By Tatiana Josephy, September 29, 2014

CrowdFlower Now Offering Twelve Language Crowds

This past year, our customers have used CrowdFlower to transform big data into rich data in dozens of languages. To date, we’ve offered users a combination of geographic targeting alongside a select group of Language Crowds to accomplish this. Today, we are thrilled to announce eight new Language Crowds in addition to revamping our existing French, German, Portuguese and Spanish crowds.

Why do Language Crowds make a Difference?

Many businesses need to enrich data that require foreign language proficiency. Popular examples include tuning search relevance on ecommerce websites, sentiment analysis of social content, and text moderation. Performing this work in-house is not only painful and time-consuming but may become impossible without access to large volumes of people with the necessary language skills. Additionally, natural language processing technology still doesn’t cut it, especially in languages other than English. And even if you were to use NLP, you’d still require training data. That’s where CrowdFlower shines and a big reason why we’ve invested in broadening the scope of our platform’s language capabilities.

With this release, we have strengthened and expanded the four existing Language Crowds and are enabling users to target eight new languages: Hindi, Arabic, Indonesian, Turkish, Italian, Russian, Vietnamese, and Chinese.

Hear our contributors say “Hi” in their native language.

The sizes of new Language Crowds are shown in the figure below in percentage points relative to the number of our Level 3 contributors. All calculations are based on numbers of contributors active in the past thirty days.

As you can see, while Spanish is by far our largest Language Crowd, over time, and with increased customer demand, you can expect the others to continue to grow.

As mentioned earlier, while targeting work based on geography within the platform is one tactic to reach foreign language contributors, the map below demonstrates where contributors in each of the Language Crowds come from. Note that most of our Contributors who speak Chinese come from Singapore and Hong Kong, not visible on the map with current resolution.
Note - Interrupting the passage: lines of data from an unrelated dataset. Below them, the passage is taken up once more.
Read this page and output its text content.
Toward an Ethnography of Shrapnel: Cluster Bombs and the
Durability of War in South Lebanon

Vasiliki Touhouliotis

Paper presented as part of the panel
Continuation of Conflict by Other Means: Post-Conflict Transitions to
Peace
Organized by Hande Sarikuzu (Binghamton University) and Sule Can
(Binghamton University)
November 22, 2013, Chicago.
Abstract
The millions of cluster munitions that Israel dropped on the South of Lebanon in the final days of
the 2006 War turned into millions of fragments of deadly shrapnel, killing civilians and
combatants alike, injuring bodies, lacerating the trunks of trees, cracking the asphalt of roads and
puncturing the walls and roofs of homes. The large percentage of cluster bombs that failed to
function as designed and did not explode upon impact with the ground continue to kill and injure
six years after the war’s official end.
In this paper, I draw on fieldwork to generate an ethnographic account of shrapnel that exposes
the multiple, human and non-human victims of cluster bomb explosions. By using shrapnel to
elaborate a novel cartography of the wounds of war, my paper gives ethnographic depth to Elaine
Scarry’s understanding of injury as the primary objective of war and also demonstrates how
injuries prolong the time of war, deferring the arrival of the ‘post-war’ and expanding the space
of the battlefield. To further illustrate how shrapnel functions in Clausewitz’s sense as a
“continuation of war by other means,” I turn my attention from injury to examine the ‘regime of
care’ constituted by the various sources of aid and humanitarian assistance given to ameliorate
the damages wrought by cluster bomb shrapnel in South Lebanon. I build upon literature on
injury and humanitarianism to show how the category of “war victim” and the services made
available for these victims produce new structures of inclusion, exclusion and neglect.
We produced this generation of Language Crowds in collaboration with CrowdFlower’s Data Science team. Contributors were carefully selected for these new Language Crowds based on a model that takes into account the candidates’ geolocation, browser data, tasking habits, and performance history that CrowdFlower tracks for every contributor. Language Crowds identified using this method have out-performed every alternative, including crowds generated via our in-house language proficiency tests and those recommended by external providers specializing in online language skill assessment.


Once contributors make it into their respective Language Crowd, we monitor their behavior for signs suggesting poor performance or lack of language skills, and remove the bad seeds promptly. New contributors meeting entry criteria for Language Crowds will be added on a regular basis once they complete enough tasks to allow accurate estimation of their performance. We are especially excited about growing our brand new Chinese crowd over the next few months.

CrowdFlower clients are able to target tasks to these new Language Crowds via the “Skills” settings in the platform today. Other languages, including Korean and Japanese, are available in consultation with your Customer Success team.